Last Verified
Last verified is the timestamp indicating when a specific data field (e.g., role, email, mandate) was most recently confirmed as accurate.
Allocator relevance: A trust and actionability signal—recency determines whether outreach routing and decision-maker mapping is reliable.
Expanded Definition
In allocator datasets, many fields decay quickly: staff changes, emails change, mandates evolve, titles shift. “Last verified” is a core control that prevents users from treating stale data as current. It should ideally be field-level (not just profile-level) and tied to verification status and source confidence.
For Altss use cases, last verified is essential for compliance-minded outreach and for reducing reputational risk caused by mis-targeting.
How It Works in Practice
Systems attach verification timestamps to contacts, roles, mandates, and ownership structures. Change detection can trigger re-verification workflows. Users can filter by recency to prioritize high-confidence targets.
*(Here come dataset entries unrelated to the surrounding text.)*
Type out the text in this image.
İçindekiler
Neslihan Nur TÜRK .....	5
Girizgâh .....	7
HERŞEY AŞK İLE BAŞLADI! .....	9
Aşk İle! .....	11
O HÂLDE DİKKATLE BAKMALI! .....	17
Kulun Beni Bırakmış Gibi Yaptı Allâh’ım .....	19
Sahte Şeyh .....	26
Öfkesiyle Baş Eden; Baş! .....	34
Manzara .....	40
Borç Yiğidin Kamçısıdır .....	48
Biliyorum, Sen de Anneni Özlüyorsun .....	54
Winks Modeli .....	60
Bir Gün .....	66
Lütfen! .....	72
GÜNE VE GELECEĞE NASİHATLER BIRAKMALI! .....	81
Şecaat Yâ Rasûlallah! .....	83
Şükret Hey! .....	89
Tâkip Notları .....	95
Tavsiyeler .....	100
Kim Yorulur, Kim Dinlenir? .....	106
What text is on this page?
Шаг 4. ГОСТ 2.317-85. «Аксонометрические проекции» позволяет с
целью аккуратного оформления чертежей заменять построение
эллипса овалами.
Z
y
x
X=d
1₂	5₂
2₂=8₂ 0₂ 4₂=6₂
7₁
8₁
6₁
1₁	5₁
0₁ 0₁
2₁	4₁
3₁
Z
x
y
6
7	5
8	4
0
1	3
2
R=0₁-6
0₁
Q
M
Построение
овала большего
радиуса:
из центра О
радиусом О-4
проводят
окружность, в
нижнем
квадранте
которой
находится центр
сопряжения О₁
Decision Authority and Governance
Governance defines verification standards (what counts as verified), timestamp rules, and decay policies. Without governance, timestamps become meaningless or misleading.
Common Misconceptions
- A recently updated profile means all fields are current.
- Last verified equals last seen online.
- Recency matters only for emails.
Key Takeaways
- Field-level recency is a core quality metric.
- Users need last verified to manage outreach risk.
- Pair with verification status and source confidence for clarity.